Tuesday, May 27, 2008

The Next Democratic Majority

Actually, it'd be nigh on near the only one in my lifetime. Now The Atlantic offers some interesting analysis of what the Democrats and Obama are doing right this year and what the Republicans have done wrong.

First, the exciting implications:
Though few Democrats will say so out loud, the party could come within striking distance of a filibuster-proof majority this November. In the House, Democrats have won a string of special elections in profoundly hostile territory -- in Denny Hastert's old district, a sprawling mix of Republican-friendly exurbs and rural areas in northern Illinois; in Baton Rouge and its environs; and, perhaps most remarkably, in a deep-red district in Mississippi. Assuming Barack Obama is the Democratic presidential nominee, he will likely endanger literally dozens of Republican seats, as Nicholas Beaudrot has suggested.
Here's what the Democrats are doing well. To me, the analysis strikes me as dead on:
The Democrats, shrewdly, have sworn off ideological coherence in favor of a more decentralized strategy. In the Deep South, they've run as economic nationalists opposed to the Iraq War, mass immigration, and free trade. In affluent suburbia, they've run as pragmatic cultural liberals staunchly opposed to the cruel vagaries of the Alternative Minimum Tax. Obama has managed to bridge this still-emerging divide, by drawing on the language of anti-war Midwestern populists as well as the soothing tones of the foreign policy establishment. This balancing act is what makes Obama a political virtuoso.
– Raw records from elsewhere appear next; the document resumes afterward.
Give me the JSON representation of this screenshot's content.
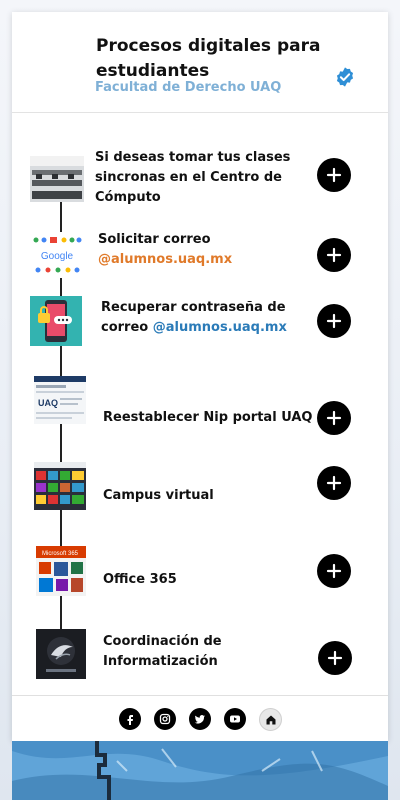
{
  "header": {
    "title": "Procesos digitales para estudiantes",
    "subtitle": "Facultad de Derecho UAQ",
    "verified_icon": "verified-badge-icon",
    "accent_color": "#2f8fd6"
  },
  "items": [
    {
      "label": "Si deseas tomar tus clases sincronas en el Centro de Cómputo",
      "accent": "",
      "thumb": "computer-lab-photo"
    },
    {
      "label": "Solicitar correo",
      "accent": "@alumnos.uaq.mx",
      "accent_color": "#e07a2a",
      "thumb": "google-apps-logo"
    },
    {
      "label": "Recuperar contraseña de correo",
      "accent": "@alumnos.uaq.mx",
      "accent_color": "#2b7bb8",
      "thumb": "phone-lock-illustration"
    },
    {
      "label": "Reestablecer Nip portal UAQ",
      "accent": "",
      "thumb": "uaq-portal-screenshot"
    },
    {
      "label": "Campus virtual",
      "accent": "",
      "thumb": "campus-virtual-screenshot"
    },
    {
      "label": "Office 365",
      "accent": "",
      "thumb": "office-365-screenshot"
    },
    {
      "label": "Coordinación de Informatización",
      "accent": "",
      "thumb": "informatizacion-logo"
    }
  ],
  "footer": {
    "social": [
      "facebook-icon",
      "instagram-icon",
      "twitter-icon",
      "youtube-icon",
      "home-icon"
    ]
  }
}
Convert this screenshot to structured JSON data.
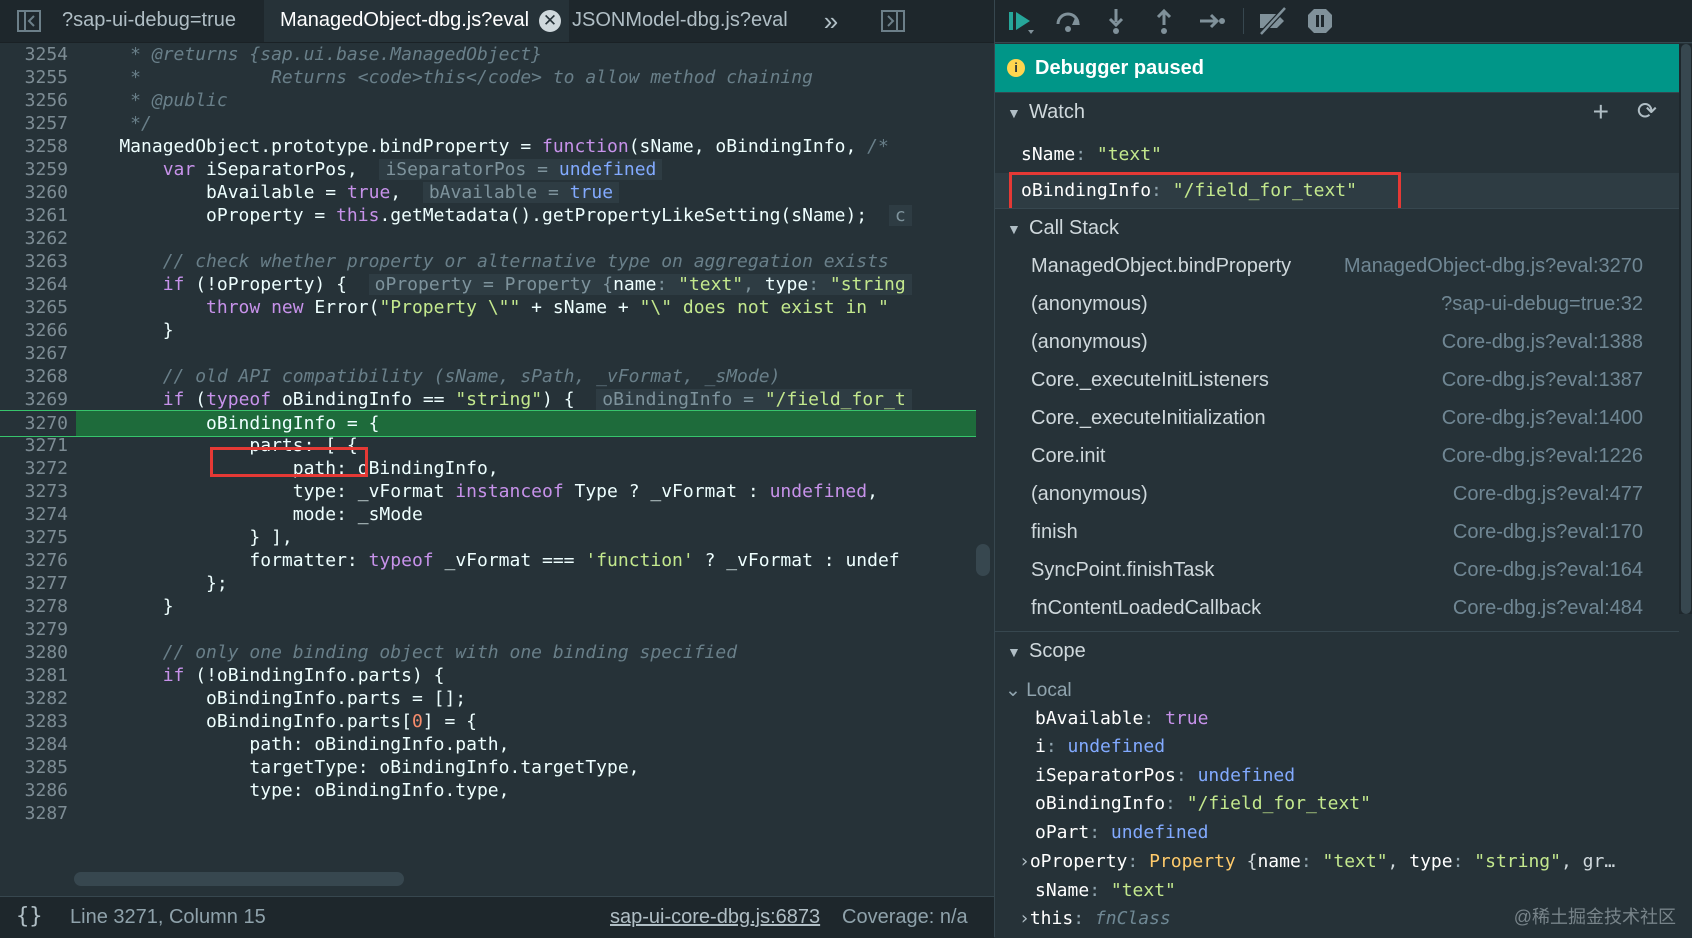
{
  "tabs": {
    "items": [
      {
        "label": "?sap-ui-debug=true"
      },
      {
        "label": "ManagedObject-dbg.js?eval"
      },
      {
        "label": "JSONModel-dbg.js?eval"
      }
    ],
    "more": "»"
  },
  "code": {
    "l3254": {
      "n": "3254",
      "c": "     * @returns {sap.ui.base.ManagedObject}"
    },
    "l3255": {
      "n": "3255",
      "c": "     *            Returns <code>this</code> to allow method chaining"
    },
    "l3256": {
      "n": "3256",
      "c": "     * @public"
    },
    "l3257": {
      "n": "3257",
      "c": "     */"
    },
    "l3258": {
      "n": "3258",
      "a": "    ManagedObject.prototype.bindProperty = ",
      "kw": "function",
      "b": "(sName, oBindingInfo, ",
      "cm": "/*"
    },
    "l3259": {
      "n": "3259",
      "i": "        ",
      "kw": "var",
      "a": " iSeparatorPos,",
      "in1": "iSeparatorPos = ",
      "in1v": "undefined"
    },
    "l3260": {
      "n": "3260",
      "a": "            bAvailable = ",
      "kw": "true",
      "b": ",",
      "in1": "bAvailable = ",
      "in1v": "true"
    },
    "l3261": {
      "n": "3261",
      "a": "            oProperty = ",
      "kw": "this",
      "b": ".getMetadata().getPropertyLikeSetting(sName);",
      "in1": "c"
    },
    "l3262": {
      "n": "3262"
    },
    "l3263": {
      "n": "3263",
      "c": "        // check whether property or alternative type on aggregation exists"
    },
    "l3264": {
      "n": "3264",
      "i": "        ",
      "kw": "if",
      "a": " (!oProperty) {",
      "in1": "oProperty = Property {",
      "in1k": "name",
      "in1s": "\"text\"",
      "in1k2": "type",
      "in1s2": "\"string"
    },
    "l3265": {
      "n": "3265",
      "i": "            ",
      "kw": "throw",
      "kw2": "new",
      "a": " Error(",
      "s": "\"Property \\\"\"",
      "b": " + sName + ",
      "s2": "\"\\\" does not exist in \""
    },
    "l3266": {
      "n": "3266",
      "a": "        }"
    },
    "l3267": {
      "n": "3267"
    },
    "l3268": {
      "n": "3268",
      "c": "        // old API compatibility (sName, sPath, _vFormat, _sMode)"
    },
    "l3269": {
      "n": "3269",
      "i": "        ",
      "kw": "if",
      "a": " (",
      "kw2": "typeof",
      "b": " oBindingInfo == ",
      "s": "\"string\"",
      "b2": ") {",
      "in1": "oBindingInfo = ",
      "in1s": "\"/field_for_t"
    },
    "l3270": {
      "n": "3270",
      "i": "            ",
      "a": "oBindingInfo",
      "b": " = {"
    },
    "l3271": {
      "n": "3271",
      "a": "                parts: [ {"
    },
    "l3272": {
      "n": "3272",
      "a": "                    path: oBindingInfo,"
    },
    "l3273": {
      "n": "3273",
      "a": "                    type: _vFormat ",
      "kw": "instanceof",
      "b": " Type ? _vFormat : ",
      "kw2": "undefined",
      "b2": ","
    },
    "l3274": {
      "n": "3274",
      "a": "                    mode: _sMode"
    },
    "l3275": {
      "n": "3275",
      "a": "                } ],"
    },
    "l3276": {
      "n": "3276",
      "a": "                formatter: ",
      "kw": "typeof",
      "b": " _vFormat === ",
      "s": "'function'",
      "b2": " ? _vFormat : undef"
    },
    "l3277": {
      "n": "3277",
      "a": "            };"
    },
    "l3278": {
      "n": "3278",
      "a": "        }"
    },
    "l3279": {
      "n": "3279"
    },
    "l3280": {
      "n": "3280",
      "c": "        // only one binding object with one binding specified"
    },
    "l3281": {
      "n": "3281",
      "i": "        ",
      "kw": "if",
      "a": " (!oBindingInfo.parts) {"
    },
    "l3282": {
      "n": "3282",
      "a": "            oBindingInfo.parts = [];"
    },
    "l3283": {
      "n": "3283",
      "a": "            oBindingInfo.parts[",
      "num": "0",
      "b": "] = {"
    },
    "l3284": {
      "n": "3284",
      "a": "                path: oBindingInfo.path,"
    },
    "l3285": {
      "n": "3285",
      "a": "                targetType: oBindingInfo.targetType,"
    },
    "l3286": {
      "n": "3286",
      "a": "                type: oBindingInfo.type,"
    },
    "l3287": {
      "n": "3287"
    }
  },
  "status": {
    "braces": "{}",
    "position": "Line 3271, Column 15",
    "source_link": "sap-ui-core-dbg.js:6873",
    "coverage": "Coverage: n/a"
  },
  "debugger": {
    "paused_label": "Debugger paused",
    "info_glyph": "i",
    "watch_title": "Watch",
    "watch": [
      {
        "name": "sName",
        "value": "\"text\""
      },
      {
        "name": "oBindingInfo",
        "value": "\"/field_for_text\""
      }
    ],
    "callstack_title": "Call Stack",
    "callstack": [
      {
        "fn": "ManagedObject.bindProperty",
        "loc": "ManagedObject-dbg.js?eval:3270"
      },
      {
        "fn": "(anonymous)",
        "loc": "?sap-ui-debug=true:32"
      },
      {
        "fn": "(anonymous)",
        "loc": "Core-dbg.js?eval:1388"
      },
      {
        "fn": "Core._executeInitListeners",
        "loc": "Core-dbg.js?eval:1387"
      },
      {
        "fn": "Core._executeInitialization",
        "loc": "Core-dbg.js?eval:1400"
      },
      {
        "fn": "Core.init",
        "loc": "Core-dbg.js?eval:1226"
      },
      {
        "fn": "(anonymous)",
        "loc": "Core-dbg.js?eval:477"
      },
      {
        "fn": "finish",
        "loc": "Core-dbg.js?eval:170"
      },
      {
        "fn": "SyncPoint.finishTask",
        "loc": "Core-dbg.js?eval:164"
      },
      {
        "fn": "fnContentLoadedCallback",
        "loc": "Core-dbg.js?eval:484"
      }
    ],
    "scope_title": "Scope",
    "local_title": "Local",
    "scope": {
      "bAvailable": {
        "k": "bAvailable",
        "v": "true"
      },
      "i": {
        "k": "i",
        "v": "undefined"
      },
      "iSeparatorPos": {
        "k": "iSeparatorPos",
        "v": "undefined"
      },
      "oBindingInfo": {
        "k": "oBindingInfo",
        "v": "\"/field_for_text\""
      },
      "oPart": {
        "k": "oPart",
        "v": "undefined"
      },
      "oProperty": {
        "k": "oProperty",
        "cls": "Property",
        "brace": "{",
        "k1": "name",
        "v1": "\"text\"",
        "k2": "type",
        "v2": "\"string\"",
        "tail": ", gr…"
      },
      "sName": {
        "k": "sName",
        "v": "\"text\""
      },
      "this": {
        "k": "this",
        "v": "fnClass"
      }
    }
  },
  "watermark": "@稀土掘金技术社区",
  "colors": {
    "accent": "#009688",
    "current_line": "#1e6b3b",
    "highlight_box": "#e53935"
  }
}
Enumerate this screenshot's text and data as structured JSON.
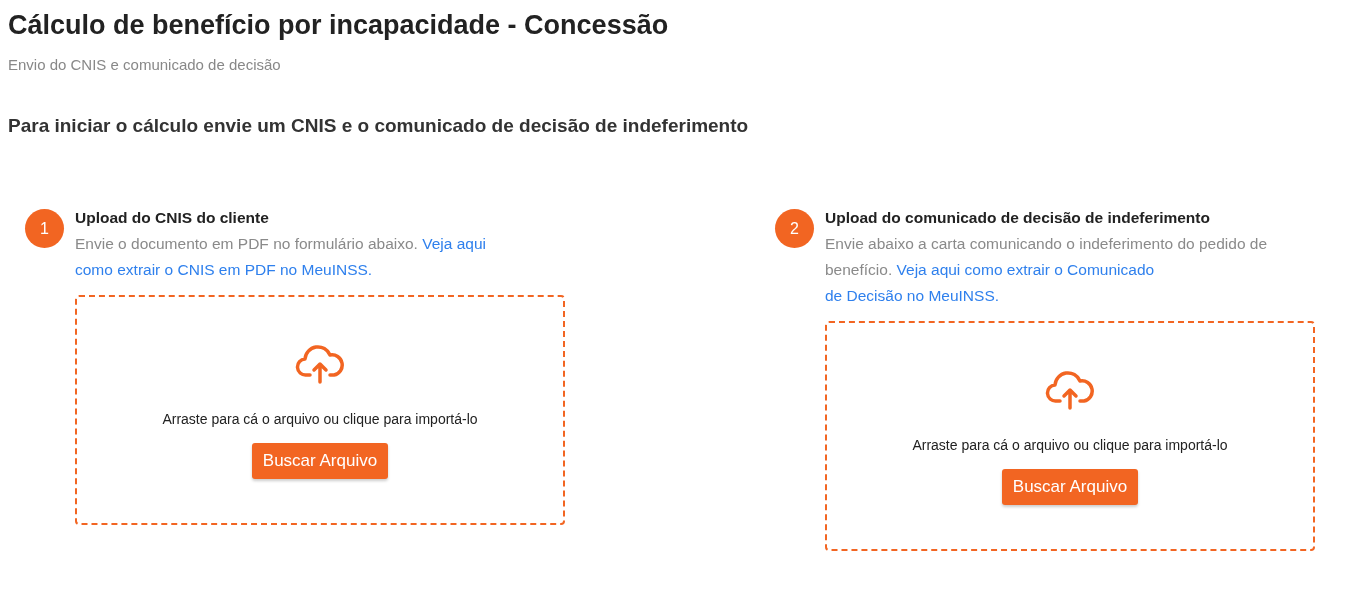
{
  "page": {
    "title": "Cálculo de benefício por incapacidade - Concessão",
    "subtitle": "Envio do CNIS e comunicado de decisão"
  },
  "heading": "Para iniciar o cálculo envie um CNIS e o comunicado de decisão de indeferimento",
  "steps": [
    {
      "number": "1",
      "title": "Upload do CNIS do cliente",
      "description": "Envie o documento em PDF no formulário abaixo.",
      "link_lines": [
        "Veja aqui",
        "como extrair o CNIS em PDF no MeuINSS."
      ],
      "dropzone": {
        "hint": "Arraste para cá o arquivo ou clique para importá-lo",
        "button": "Buscar Arquivo"
      }
    },
    {
      "number": "2",
      "title": "Upload do comunicado de decisão de indeferimento",
      "description": "Envie abaixo a carta comunicando o indeferimento do pedido de benefício.",
      "link_lines": [
        "Veja aqui como extrair o Comunicado",
        "de Decisão no MeuINSS."
      ],
      "dropzone": {
        "hint": "Arraste para cá o arquivo ou clique para importá-lo",
        "button": "Buscar Arquivo"
      }
    }
  ]
}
But these divisions and contradictions, similar in some sense to those that divided the Democrats at their political zenith, will prove difficult to manage once something tangible is at stake. If, as looks increasingly likely, increased minority turnout and youth turnout contribute to a sweeping Democratic win, we will see newer generational and cultural tensions that will undoubtedly shape the future of American involvement in Iraq and the welfare state.